Pettinger, himself a concert pianist, calls the album "a work of staggering resource and beauty, appreciated especially (but not only) by professional pianists."[14] Shadwick observes that Evans accorded "each recorded piano part a rhythmic, harmonic and melodic role in direct parallel to his own trio's work."[15] He also notes that the album was released "to universal critical acclaim"[16] and that he regards it as the pianist's "most revered" recording next to only "the 1961 live-at-the-Vanguard recordings."[17]
Verve released the album on CD in 1984 and then brought out a newly remastered digipak "Verve Master Edition" in 1997.
Tracks 9 and 10 not part of original LP release. Track 7 recorded on February 6, 1963; tracks 1, 2, 5, 6, 8-10 on February 9; tracks 3 and 4 recorded on May 20, 1963.
In addition to Evans's own later albums that used overdubbing, a number of pianists who expressed admiration for Evans have used the technique in their own recordings. The minimalist composer Terry Riley, who wrote highly of Evans on several occasions[18] and placed him in his "Pantheon" of "teachers and heroes,"[19] used overdubbing with various types of keyboards for his 1969 album A Rainbow in Curved Air.
Glenn Gould, whose piano, as noted above, was used by Evans for Conversations with Myself, later employed overdubbing himself for some of his transcriptions of the complex music of Richard Wagner, which he recorded in 1973.[20]

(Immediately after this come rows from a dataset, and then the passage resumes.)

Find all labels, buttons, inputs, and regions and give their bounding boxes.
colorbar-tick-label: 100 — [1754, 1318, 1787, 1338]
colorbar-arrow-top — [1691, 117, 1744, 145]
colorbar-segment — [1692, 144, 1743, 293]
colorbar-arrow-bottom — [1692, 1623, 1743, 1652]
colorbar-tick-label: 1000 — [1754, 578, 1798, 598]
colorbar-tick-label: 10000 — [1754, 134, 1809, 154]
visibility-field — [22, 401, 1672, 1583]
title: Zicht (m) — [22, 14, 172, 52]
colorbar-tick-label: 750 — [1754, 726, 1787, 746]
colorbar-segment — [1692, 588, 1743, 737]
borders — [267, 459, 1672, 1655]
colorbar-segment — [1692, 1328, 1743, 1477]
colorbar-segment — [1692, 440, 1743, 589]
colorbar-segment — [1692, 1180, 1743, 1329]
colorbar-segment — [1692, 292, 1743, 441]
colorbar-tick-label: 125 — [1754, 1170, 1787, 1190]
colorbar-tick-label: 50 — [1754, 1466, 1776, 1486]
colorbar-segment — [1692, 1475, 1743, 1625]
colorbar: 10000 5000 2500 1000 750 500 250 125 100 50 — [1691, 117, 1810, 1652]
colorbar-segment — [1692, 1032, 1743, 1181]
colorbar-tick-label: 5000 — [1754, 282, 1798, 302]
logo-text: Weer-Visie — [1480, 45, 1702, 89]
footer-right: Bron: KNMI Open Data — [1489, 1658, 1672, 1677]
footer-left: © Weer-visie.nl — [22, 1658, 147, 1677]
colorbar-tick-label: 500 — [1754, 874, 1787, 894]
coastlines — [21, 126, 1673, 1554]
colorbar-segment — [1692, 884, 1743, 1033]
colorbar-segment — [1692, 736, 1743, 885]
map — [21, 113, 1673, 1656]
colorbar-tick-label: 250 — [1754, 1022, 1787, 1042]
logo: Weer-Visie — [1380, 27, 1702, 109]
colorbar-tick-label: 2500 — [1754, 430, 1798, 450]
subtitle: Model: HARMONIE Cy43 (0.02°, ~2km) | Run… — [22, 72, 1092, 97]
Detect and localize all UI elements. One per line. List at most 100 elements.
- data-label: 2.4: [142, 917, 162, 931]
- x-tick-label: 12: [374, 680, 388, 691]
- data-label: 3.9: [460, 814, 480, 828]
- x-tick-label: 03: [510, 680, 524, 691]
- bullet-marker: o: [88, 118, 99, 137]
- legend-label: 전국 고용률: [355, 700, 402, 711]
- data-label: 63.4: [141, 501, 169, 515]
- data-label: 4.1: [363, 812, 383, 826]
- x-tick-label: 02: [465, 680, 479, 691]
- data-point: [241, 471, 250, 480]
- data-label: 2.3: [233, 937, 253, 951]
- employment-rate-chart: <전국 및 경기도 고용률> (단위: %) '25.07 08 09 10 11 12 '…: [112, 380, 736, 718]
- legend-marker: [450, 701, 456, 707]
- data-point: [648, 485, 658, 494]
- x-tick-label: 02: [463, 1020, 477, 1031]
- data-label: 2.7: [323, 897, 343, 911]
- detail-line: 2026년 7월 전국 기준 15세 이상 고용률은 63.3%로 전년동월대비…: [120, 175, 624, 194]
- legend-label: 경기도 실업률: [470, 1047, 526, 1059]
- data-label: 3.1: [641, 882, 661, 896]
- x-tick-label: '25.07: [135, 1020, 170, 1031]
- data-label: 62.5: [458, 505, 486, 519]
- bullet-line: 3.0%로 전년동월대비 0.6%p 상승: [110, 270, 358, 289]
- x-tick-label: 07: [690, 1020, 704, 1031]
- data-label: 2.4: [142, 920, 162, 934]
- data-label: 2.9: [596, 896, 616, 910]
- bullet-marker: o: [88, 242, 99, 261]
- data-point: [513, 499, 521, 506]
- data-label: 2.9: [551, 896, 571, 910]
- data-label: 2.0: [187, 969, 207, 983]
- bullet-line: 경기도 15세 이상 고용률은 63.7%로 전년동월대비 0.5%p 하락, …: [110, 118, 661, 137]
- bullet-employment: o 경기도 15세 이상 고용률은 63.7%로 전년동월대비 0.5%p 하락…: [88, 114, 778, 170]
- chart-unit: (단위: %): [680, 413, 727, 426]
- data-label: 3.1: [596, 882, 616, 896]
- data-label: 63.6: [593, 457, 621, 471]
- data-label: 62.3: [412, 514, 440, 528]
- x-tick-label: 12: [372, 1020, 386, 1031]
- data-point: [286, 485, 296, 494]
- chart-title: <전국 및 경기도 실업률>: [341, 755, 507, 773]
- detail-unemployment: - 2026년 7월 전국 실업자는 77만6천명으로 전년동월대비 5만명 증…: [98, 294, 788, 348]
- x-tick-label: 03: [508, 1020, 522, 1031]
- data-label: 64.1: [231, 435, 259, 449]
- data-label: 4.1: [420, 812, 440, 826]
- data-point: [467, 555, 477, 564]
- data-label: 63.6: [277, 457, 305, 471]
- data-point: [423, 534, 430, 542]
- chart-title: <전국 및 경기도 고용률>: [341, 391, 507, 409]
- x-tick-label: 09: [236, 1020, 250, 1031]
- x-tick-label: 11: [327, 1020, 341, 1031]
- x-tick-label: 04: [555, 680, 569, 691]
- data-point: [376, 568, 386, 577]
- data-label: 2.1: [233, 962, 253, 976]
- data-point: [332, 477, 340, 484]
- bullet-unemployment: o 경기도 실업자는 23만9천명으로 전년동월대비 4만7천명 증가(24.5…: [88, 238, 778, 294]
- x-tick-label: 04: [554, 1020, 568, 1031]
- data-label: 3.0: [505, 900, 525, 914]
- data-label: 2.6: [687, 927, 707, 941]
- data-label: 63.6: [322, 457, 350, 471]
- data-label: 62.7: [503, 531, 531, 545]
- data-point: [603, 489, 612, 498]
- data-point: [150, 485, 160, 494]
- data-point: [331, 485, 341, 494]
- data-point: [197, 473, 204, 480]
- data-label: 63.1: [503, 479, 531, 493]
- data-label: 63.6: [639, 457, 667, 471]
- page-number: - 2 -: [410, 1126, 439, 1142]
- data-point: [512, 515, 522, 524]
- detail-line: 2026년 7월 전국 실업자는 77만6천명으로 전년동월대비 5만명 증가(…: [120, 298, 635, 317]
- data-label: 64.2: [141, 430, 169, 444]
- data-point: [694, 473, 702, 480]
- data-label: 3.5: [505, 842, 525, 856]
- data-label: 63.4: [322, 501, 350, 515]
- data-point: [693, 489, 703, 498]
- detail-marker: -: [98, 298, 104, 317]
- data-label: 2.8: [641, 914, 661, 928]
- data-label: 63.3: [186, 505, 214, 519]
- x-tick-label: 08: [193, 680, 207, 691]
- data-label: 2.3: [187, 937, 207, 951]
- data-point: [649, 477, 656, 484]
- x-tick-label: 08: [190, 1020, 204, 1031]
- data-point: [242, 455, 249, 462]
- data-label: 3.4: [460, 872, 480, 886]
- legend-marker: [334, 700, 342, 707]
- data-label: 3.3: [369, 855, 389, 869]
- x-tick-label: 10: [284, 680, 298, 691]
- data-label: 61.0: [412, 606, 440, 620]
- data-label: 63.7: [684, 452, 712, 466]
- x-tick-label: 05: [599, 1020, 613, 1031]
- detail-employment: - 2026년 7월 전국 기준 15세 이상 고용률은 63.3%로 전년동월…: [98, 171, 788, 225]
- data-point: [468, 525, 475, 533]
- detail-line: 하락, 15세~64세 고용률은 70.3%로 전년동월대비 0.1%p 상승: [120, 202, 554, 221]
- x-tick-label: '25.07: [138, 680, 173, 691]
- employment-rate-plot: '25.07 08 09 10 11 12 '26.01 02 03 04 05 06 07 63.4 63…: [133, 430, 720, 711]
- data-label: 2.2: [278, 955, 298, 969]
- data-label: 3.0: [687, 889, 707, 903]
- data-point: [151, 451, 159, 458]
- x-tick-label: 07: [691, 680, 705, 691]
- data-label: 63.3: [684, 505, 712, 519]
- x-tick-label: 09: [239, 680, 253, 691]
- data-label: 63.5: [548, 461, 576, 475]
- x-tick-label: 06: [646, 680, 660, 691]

In 1994, Fred Hersch used overdubbing for one track on his album I Never Told You: Fred Hersch Plays Johnny Mandel. The Johnny Mandel piece he chose to give this treatment, "Seascape," had first been recorded by Evans in 1977 for his album I Will Say Goodbye.[21] Hersch writes in the liner notes that he was "intimately acquainted with [the] wonderful triple-tracked album, Conversations with Myself" by "legendary pianist Bill Evans."[22]
In addition, on the 1997 tribute album Conversations with Bill Evans, French classical pianist Jean-Yves Thibaudet used overdubbing for recordings of two pieces that Evans had also recorded that way, Evans's own "Song for Helen" (from New Conversations) and "Love Theme from Spartacus" (from the original Conversations with Myself). Thibaudet noted of the latter, "In trying to sync up those fast 32nd note runs, I suddenly began inventing my own lines. It wasn't planned, I just did it on the spur of the moment, playing all kinds of things based on what Bill originally played."[23]